L’allusion à Janis Joplin n’est pas surfaite; la drogue et l’alcool en moins, dans un univers certainement pas tourmenté. La Louisianaise Lisa Haley a dans la voix des inflexions propres au zydeco des Cajuns, francophones de Normandie et de Bretagne installés en Nouvelle Orléans. À l’Institut Français de Maurice (IFM), le vendredi 2 mai, s’est jouée une musique folklorique où prédominent accordéon et violon sur une rythmique basse-batterie dynamique. Les influences blues et rock’n’roll sont perceptibles dans ce genre volontiers festif et dansant, évoquant une atmosphère de bal.

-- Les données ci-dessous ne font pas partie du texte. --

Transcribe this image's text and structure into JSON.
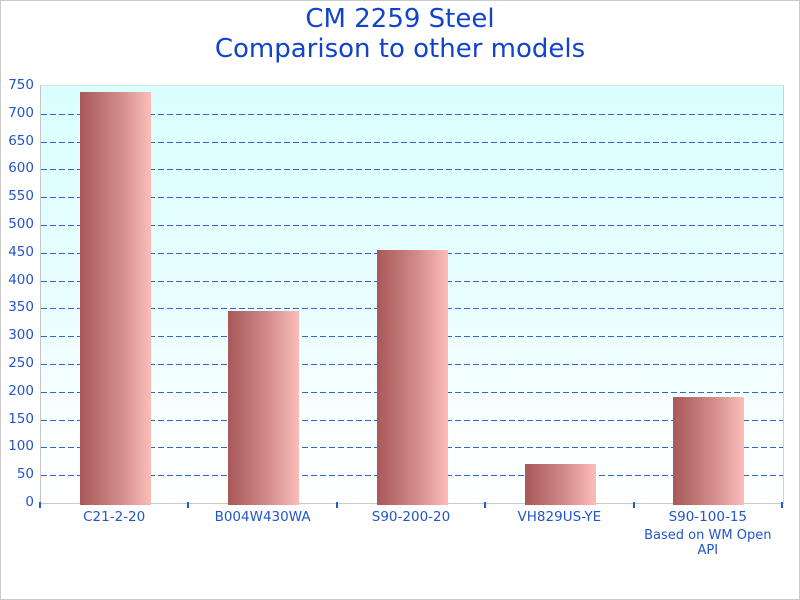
{
  "title": {
    "line1": "CM 2259 Steel",
    "line2": "Comparison to other models"
  },
  "annotation": "Based on WM Open API",
  "chart_data": {
    "type": "bar",
    "title": "CM 2259 Steel",
    "subtitle": "Comparison to other models",
    "categories": [
      "C21-2-20",
      "B004W430WA",
      "S90-200-20",
      "VH829US-YE",
      "S90-100-15"
    ],
    "values": [
      740,
      345,
      455,
      70,
      190
    ],
    "xlabel": "",
    "ylabel": "",
    "ylim": [
      0,
      750
    ],
    "ytick_step": 50,
    "grid": "horizontal-dashed",
    "legend": "none",
    "annotation": "Based on WM Open API",
    "colors": {
      "title_text": "#1144cc",
      "axis_text": "#2255cc",
      "gridline": "#3366cc",
      "bar_gradient_left": "#a85858",
      "bar_gradient_right": "#fcbdb9",
      "plot_bg_top": "#daffff",
      "plot_bg_bottom": "#ffffff",
      "axis_line": "#c9c9c9"
    }
  }
}
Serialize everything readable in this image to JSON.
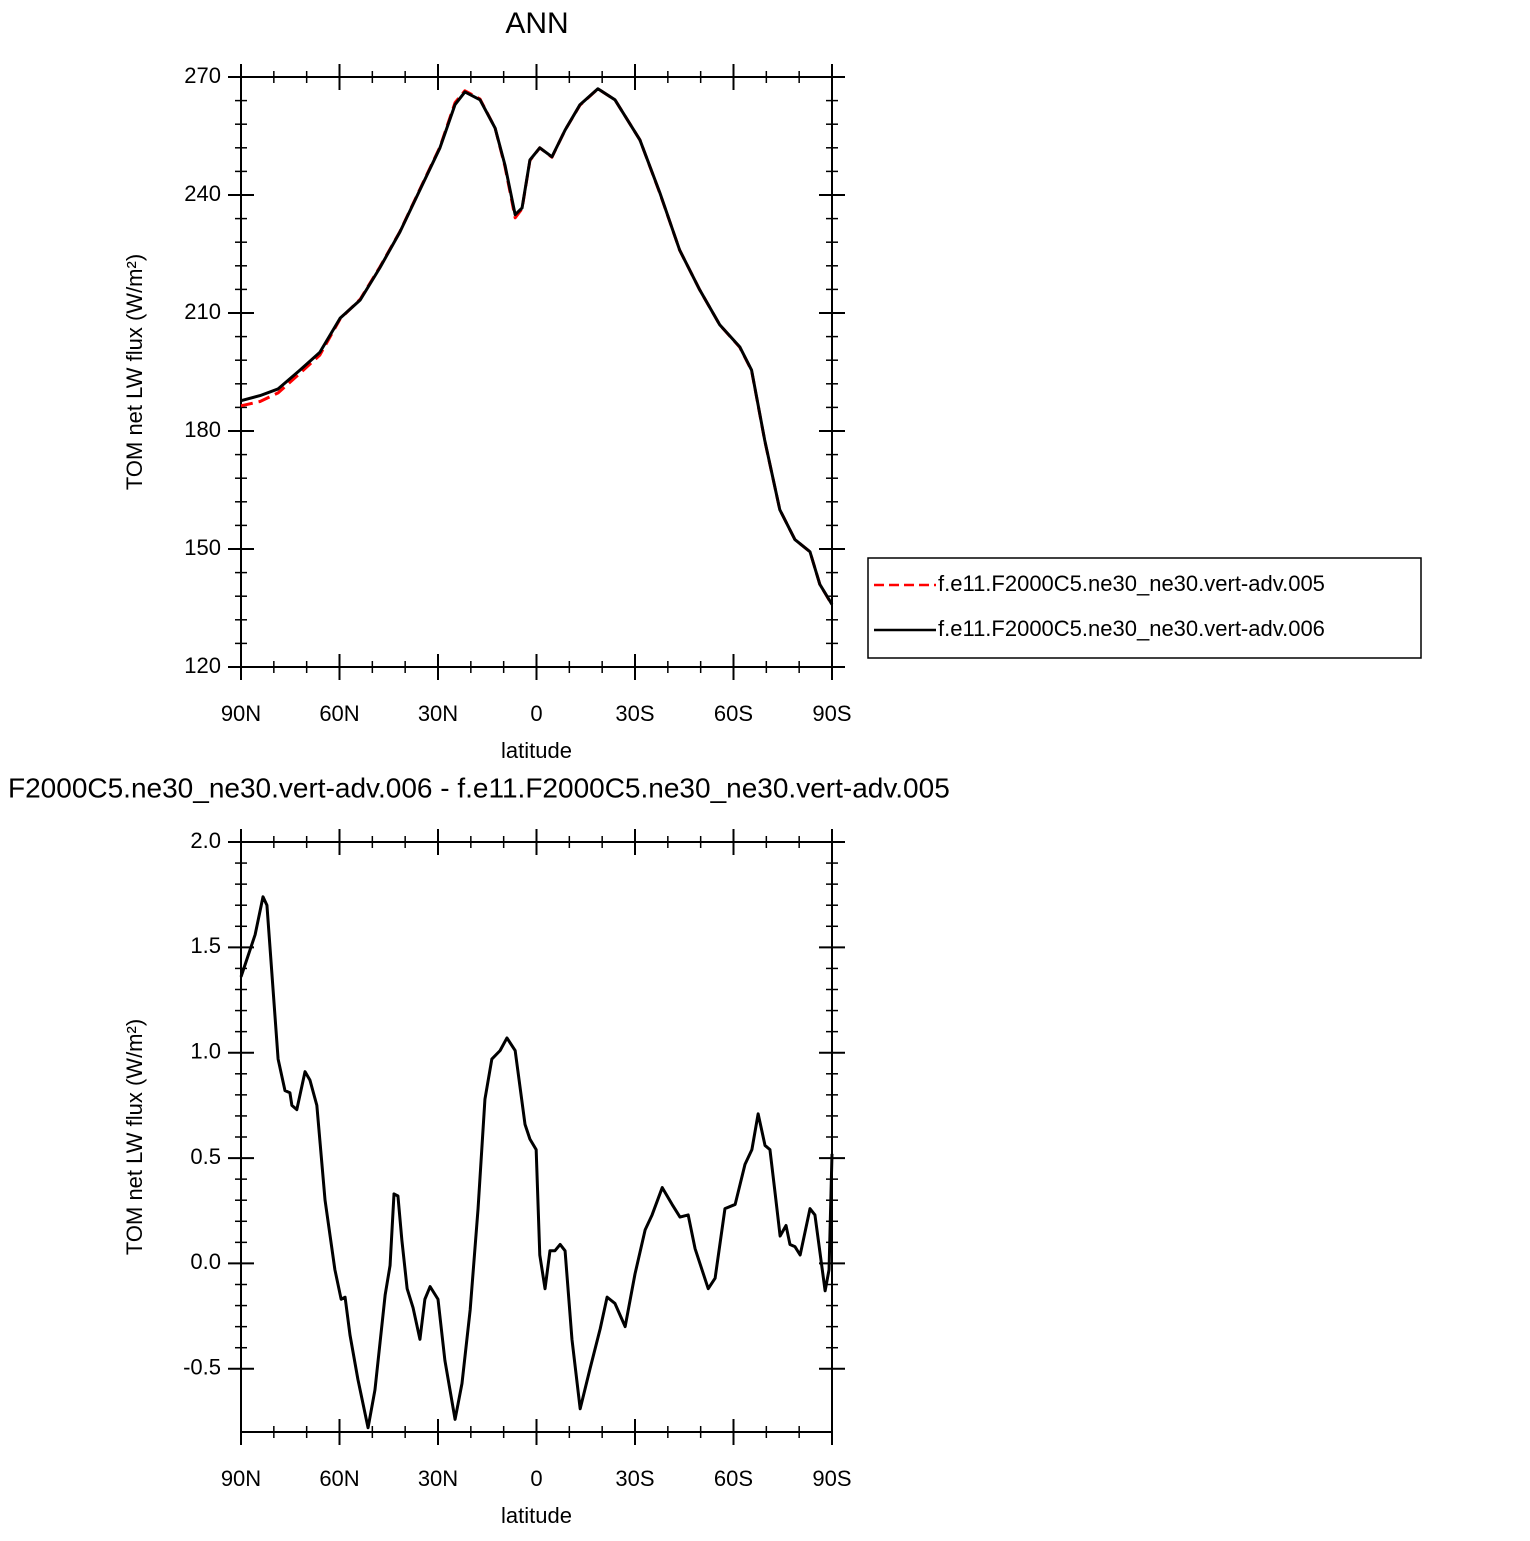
{
  "chart_data": [
    {
      "type": "line",
      "title": "ANN",
      "xlabel": "latitude",
      "ylabel": "TOM net LW flux (W/m²)",
      "x": [
        90,
        84.2,
        78.7,
        72,
        66,
        59.8,
        53.7,
        47.7,
        41.6,
        35.5,
        29.4,
        24.8,
        21.8,
        17.2,
        12.6,
        9.6,
        6.5,
        4.4,
        2,
        -1,
        -4.7,
        -8.7,
        -13.2,
        -18.7,
        -23.9,
        -31.5,
        -37.6,
        -43.6,
        -49.7,
        -55.8,
        -61.9,
        -65.5,
        -69.5,
        -74.1,
        -78.7,
        -83.3,
        -86.3,
        -90
      ],
      "xlim": [
        90,
        -90
      ],
      "xticks": [
        {
          "value": 90,
          "label": "90N"
        },
        {
          "value": 60,
          "label": "60N"
        },
        {
          "value": 30,
          "label": "30N"
        },
        0,
        {
          "value": -30,
          "label": "30S"
        },
        {
          "value": -60,
          "label": "60S"
        },
        {
          "value": -90,
          "label": "90S"
        }
      ],
      "ylim": [
        120,
        270
      ],
      "yticks": [
        120,
        150,
        180,
        210,
        240,
        270
      ],
      "legend": "right",
      "series": [
        {
          "name": "f.e11.F2000C5.ne30_ne30.vert-adv.005",
          "color": "#ff0000",
          "line_style": "dashed",
          "values": [
            186.4,
            187.5,
            189.7,
            194.7,
            199.3,
            208.5,
            213.5,
            221.7,
            230.7,
            241.5,
            252.2,
            263.5,
            266.5,
            264.4,
            257,
            247.2,
            234.2,
            236.5,
            248.8,
            252,
            249.6,
            256.5,
            262.8,
            267,
            264.2,
            254,
            240.4,
            226,
            215.9,
            207,
            201.3,
            195.4,
            177.6,
            160,
            152.4,
            149.3,
            141,
            135.8
          ]
        },
        {
          "name": "f.e11.F2000C5.ne30_ne30.vert-adv.006",
          "color": "#000000",
          "line_style": "solid",
          "values": [
            187.7,
            189,
            190.7,
            195.5,
            200,
            208.7,
            213.3,
            221.5,
            230.6,
            241.3,
            252,
            263,
            266.2,
            264.2,
            257,
            247.6,
            235,
            236.7,
            248.9,
            252,
            249.7,
            256.5,
            262.9,
            267,
            264.2,
            254,
            240.5,
            226,
            215.9,
            207,
            201.4,
            195.5,
            177.7,
            160,
            152.4,
            149.3,
            141,
            135.9
          ]
        }
      ]
    },
    {
      "type": "line",
      "title": "F2000C5.ne30_ne30.vert-adv.006 - f.e11.F2000C5.ne30_ne30.vert-adv.005",
      "xlabel": "latitude",
      "ylabel": "TOM net LW flux (W/m²)",
      "x": [
        90,
        85.7,
        83.3,
        82.1,
        78.7,
        76.6,
        75.1,
        74.5,
        73,
        70.5,
        69,
        66.9,
        64.4,
        61.4,
        59.5,
        58.3,
        56.8,
        54.4,
        51.3,
        49.2,
        46.1,
        44.6,
        43.4,
        42.2,
        41,
        39.4,
        37.6,
        35.5,
        34,
        32.4,
        30,
        27.9,
        24.8,
        22.7,
        20.2,
        17.8,
        15.7,
        13.6,
        11.1,
        9,
        6.5,
        3.5,
        2,
        0.1,
        -1,
        -2.6,
        -4.1,
        -5.6,
        -7.2,
        -8.7,
        -10.8,
        -13.3,
        -16.3,
        -19.4,
        -21.5,
        -23.9,
        -27,
        -30,
        -33.1,
        -35.2,
        -38.3,
        -41.3,
        -43.7,
        -46.2,
        -48.3,
        -52.3,
        -54.4,
        -57.4,
        -60.5,
        -63.5,
        -65.6,
        -67.5,
        -69.6,
        -71.1,
        -72.7,
        -74.2,
        -76,
        -77.2,
        -78.7,
        -80.3,
        -83.3,
        -84.8,
        -87.9,
        -89.1,
        -90
      ],
      "xlim": [
        90,
        -90
      ],
      "xticks": [
        {
          "value": 90,
          "label": "90N"
        },
        {
          "value": 60,
          "label": "60N"
        },
        {
          "value": 30,
          "label": "30N"
        },
        0,
        {
          "value": -30,
          "label": "30S"
        },
        {
          "value": -60,
          "label": "60S"
        },
        {
          "value": -90,
          "label": "90S"
        }
      ],
      "ylim": [
        -0.8,
        2.0
      ],
      "yticks": [
        -0.5,
        {
          "value": 0,
          "label": "0.0"
        },
        0.5,
        {
          "value": 1,
          "label": "1.0"
        },
        1.5,
        {
          "value": 2,
          "label": "2.0"
        }
      ],
      "series": [
        {
          "color": "#000000",
          "line_style": "solid",
          "values": [
            1.36,
            1.56,
            1.74,
            1.7,
            0.97,
            0.82,
            0.81,
            0.75,
            0.73,
            0.91,
            0.87,
            0.75,
            0.3,
            -0.03,
            -0.17,
            -0.16,
            -0.34,
            -0.55,
            -0.78,
            -0.6,
            -0.15,
            -0.01,
            0.33,
            0.32,
            0.11,
            -0.12,
            -0.21,
            -0.36,
            -0.17,
            -0.11,
            -0.17,
            -0.46,
            -0.74,
            -0.57,
            -0.22,
            0.26,
            0.78,
            0.97,
            1.01,
            1.07,
            1.01,
            0.66,
            0.59,
            0.54,
            0.04,
            -0.12,
            0.06,
            0.06,
            0.09,
            0.06,
            -0.36,
            -0.69,
            -0.5,
            -0.31,
            -0.16,
            -0.19,
            -0.3,
            -0.05,
            0.16,
            0.23,
            0.36,
            0.28,
            0.22,
            0.23,
            0.07,
            -0.12,
            -0.07,
            0.26,
            0.28,
            0.47,
            0.54,
            0.71,
            0.56,
            0.54,
            0.33,
            0.13,
            0.18,
            0.09,
            0.08,
            0.04,
            0.26,
            0.23,
            -0.13,
            -0.03,
            0.52
          ]
        }
      ]
    }
  ]
}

Les sautillements de Lisa Haley et les pas esquissés par la chanteuse au violon bleu ne manquent pas d’entrain. On regrette les mélodies répétitives, devenues lassantes après deux ou trois morceaux de Lisa Haley et les Zydekats. Néanmoins, sachons apprécier la tessiture et l’enthousiasme déployés dans l’amphithéâtre par Lisa Haley et ses musiciens.
Le public présent a goûté une première partie de choix avec le groupe Etaé, rejoint pour l’occasion par le bluesman Eric Triton dans une prestation commune de belle facture. La guitare-lele de Triton aura donné une coloration intéressante aux chansons de l’interprète Stephan Gua, non seulement sur Enn ti kout blouz, mais également sur une création inédite. La grande réceptivité de la forte assistance était des plus éloquentes. Notons que cette initiative culturelle est à mettre à l’actif de l’ambassade des États-Unis.